Image de l’Inde
islam et hindouisme
deux religions, une même culture
François Thiria
29 février 2015
Passant par la ville d’Ajmer, à proximité de Jaipur dans le Rajasthan, dans le Nord Ouest de l’Inde, abreuvés des forteresses rajpoutes, nous décidâmes, mes amis et moi de visiter le mausolée d’un saint soufi (mystique musulman). Ce lieu est célèbre dans toute l’Inde, à telle enseigne que beaucoup de musulmans indiens ne pouvant se payer le pèlerinage de La Mecque, font le pèlerinage vers ce mausolée.
Après que la voiture nous a déposé nous déambulâmes dans les rues de cette ville, rues indiennes grouillantes d’une population très active, composée d’un grand nombre de femmes portant le voile intégral noir (appelée « burqua » en Inde) et d’hommes portant le petit bonnet blanc musulman. Ajmer, la ville ayant la plus grande densité de musulmans que nous ayons déjà visitée.

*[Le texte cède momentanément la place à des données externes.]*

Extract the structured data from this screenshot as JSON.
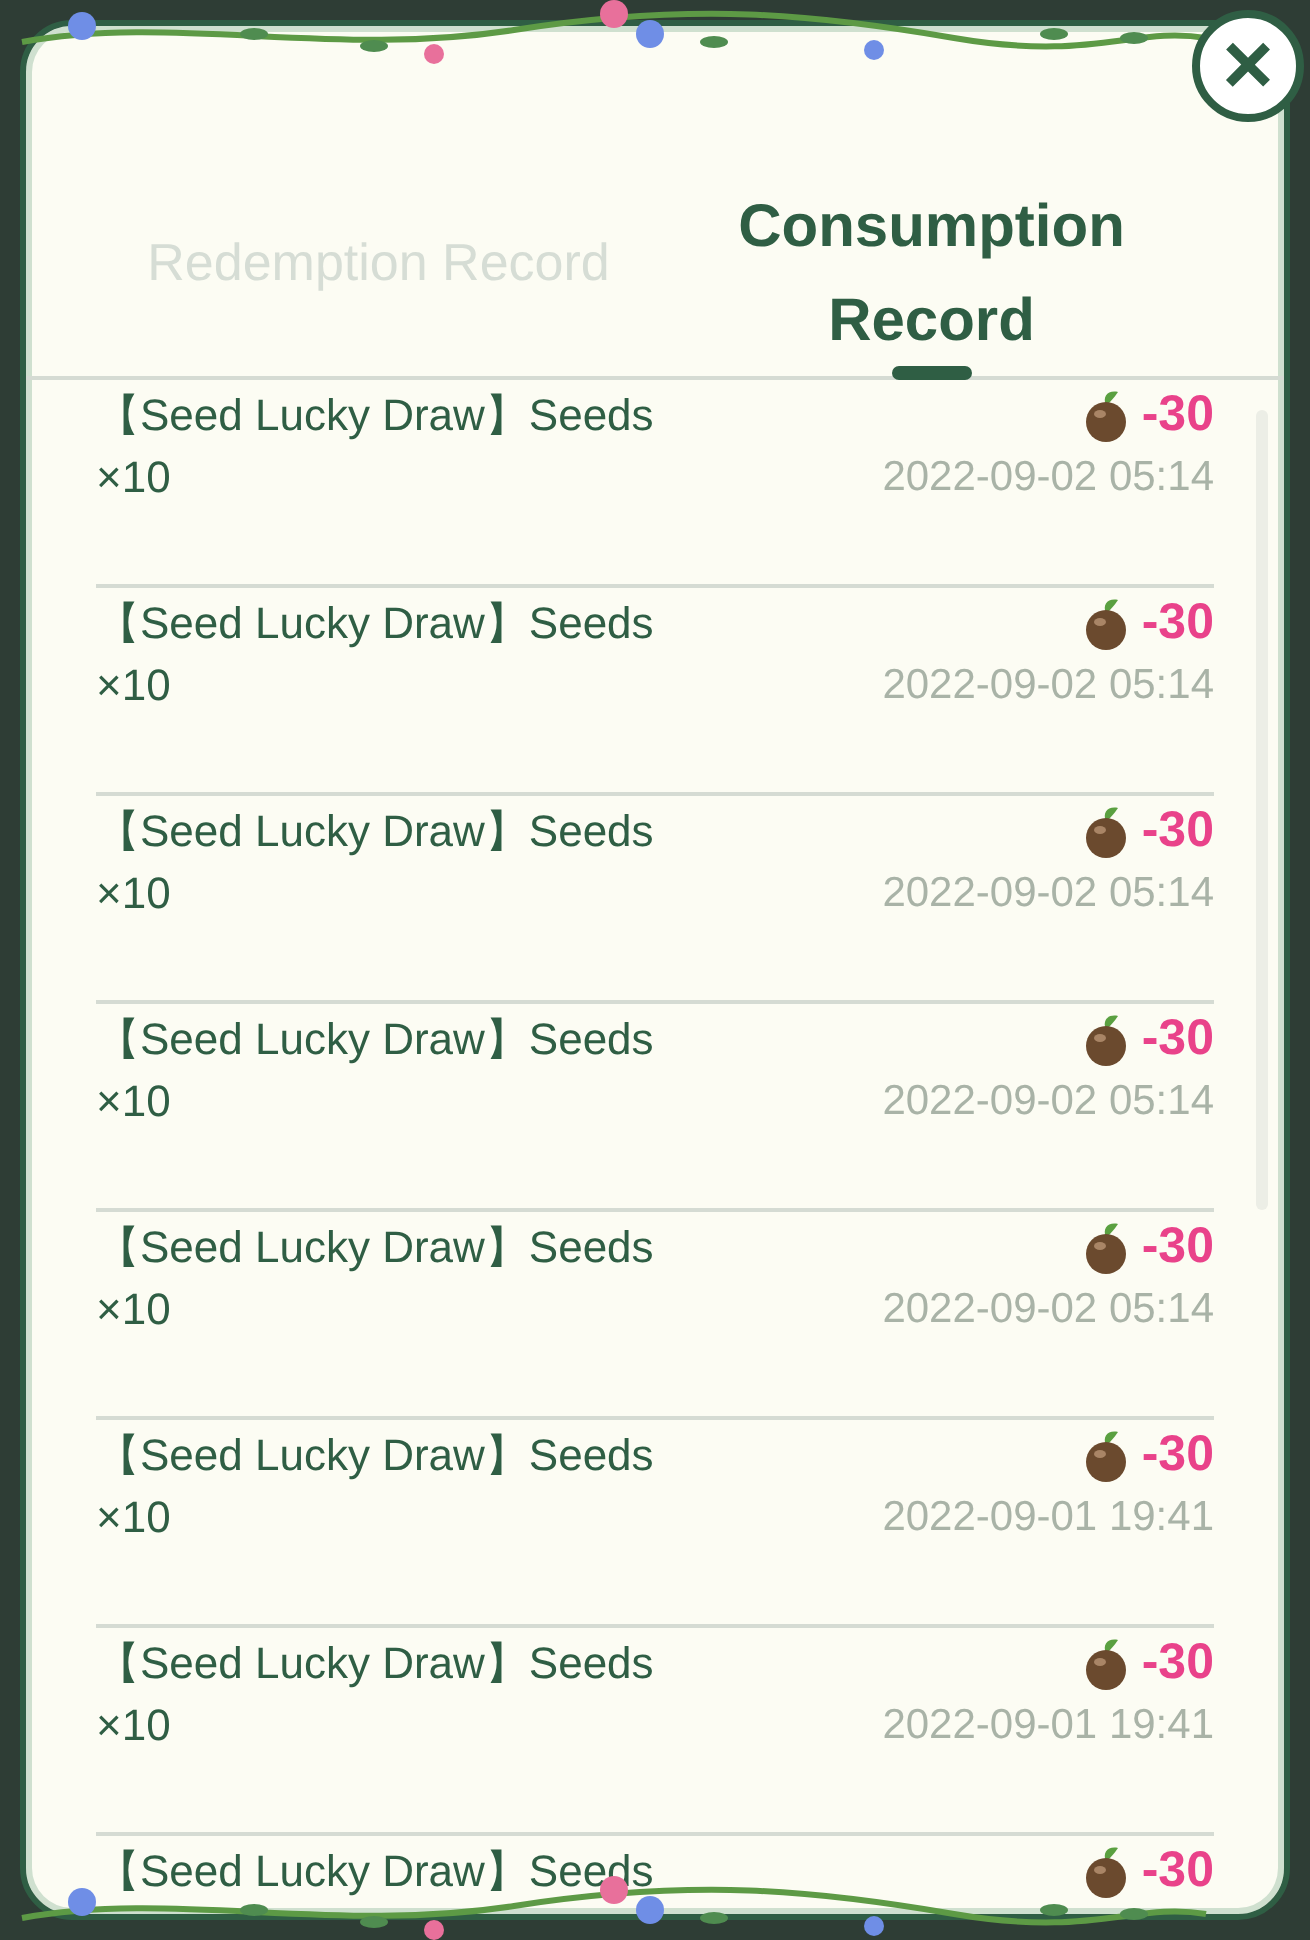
{
  "tabs": [
    {
      "label": "Redemption Record",
      "selected": false
    },
    {
      "label": "Consumption Record",
      "selected": true
    }
  ],
  "close": {
    "label": "×"
  },
  "records": [
    {
      "title": "【Seed Lucky Draw】Seeds ×10",
      "amount": "-30",
      "time": "2022-09-02 05:14"
    },
    {
      "title": "【Seed Lucky Draw】Seeds ×10",
      "amount": "-30",
      "time": "2022-09-02 05:14"
    },
    {
      "title": "【Seed Lucky Draw】Seeds ×10",
      "amount": "-30",
      "time": "2022-09-02 05:14"
    },
    {
      "title": "【Seed Lucky Draw】Seeds ×10",
      "amount": "-30",
      "time": "2022-09-02 05:14"
    },
    {
      "title": "【Seed Lucky Draw】Seeds ×10",
      "amount": "-30",
      "time": "2022-09-02 05:14"
    },
    {
      "title": "【Seed Lucky Draw】Seeds ×10",
      "amount": "-30",
      "time": "2022-09-01 19:41"
    },
    {
      "title": "【Seed Lucky Draw】Seeds ×10",
      "amount": "-30",
      "time": "2022-09-01 19:41"
    },
    {
      "title": "【Seed Lucky Draw】Seeds",
      "amount": "-30"
    }
  ]
}
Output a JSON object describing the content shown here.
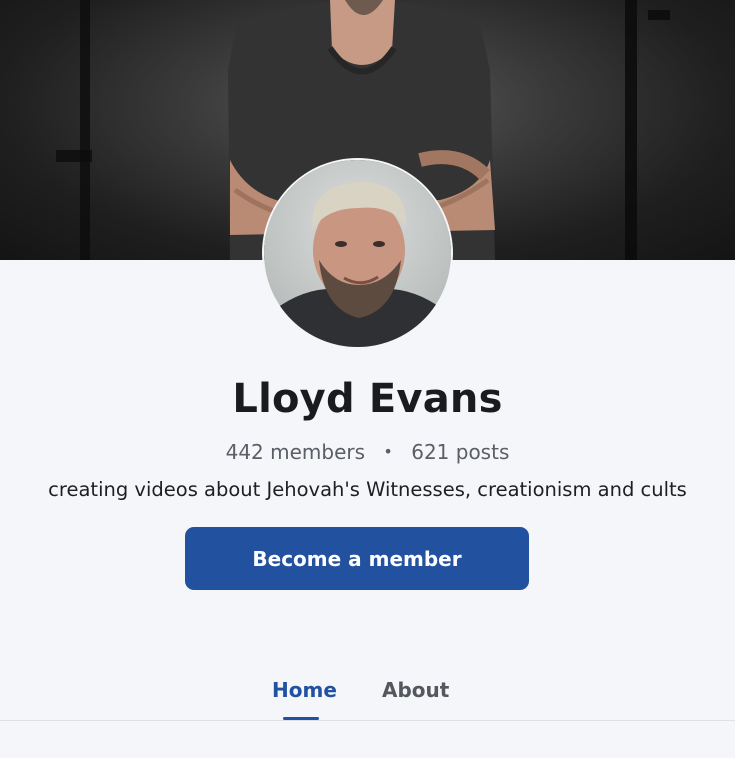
{
  "profile": {
    "name": "Lloyd Evans",
    "members": "442 members",
    "separator": "•",
    "posts": "621 posts",
    "bio": "creating videos about Jehovah's Witnesses, creationism and cults"
  },
  "actions": {
    "become_member_label": "Become a member"
  },
  "tabs": [
    {
      "label": "Home",
      "active": true
    },
    {
      "label": "About",
      "active": false
    }
  ],
  "colors": {
    "accent": "#2251a0",
    "background": "#f5f6fa",
    "text": "#1a1b1e",
    "muted": "#5b5e66"
  }
}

A l’entrée du mausolée nous nous déchaussons comme d’habitude pour les lieux musulmans en activité. A l’intérieur une foule très fébrile de pèlerins, burquas et bonnets blancs. Dans cette agitation nous étions un peu perdus quand un personnage habillé tout en blanc (pas vraiment sans taches) et bonnet musulman s’approche et nous parle en un français impeccable. Un long séjour en France lui permet de maîtriser notre langue et de nous parler de notre pays avec connaissance.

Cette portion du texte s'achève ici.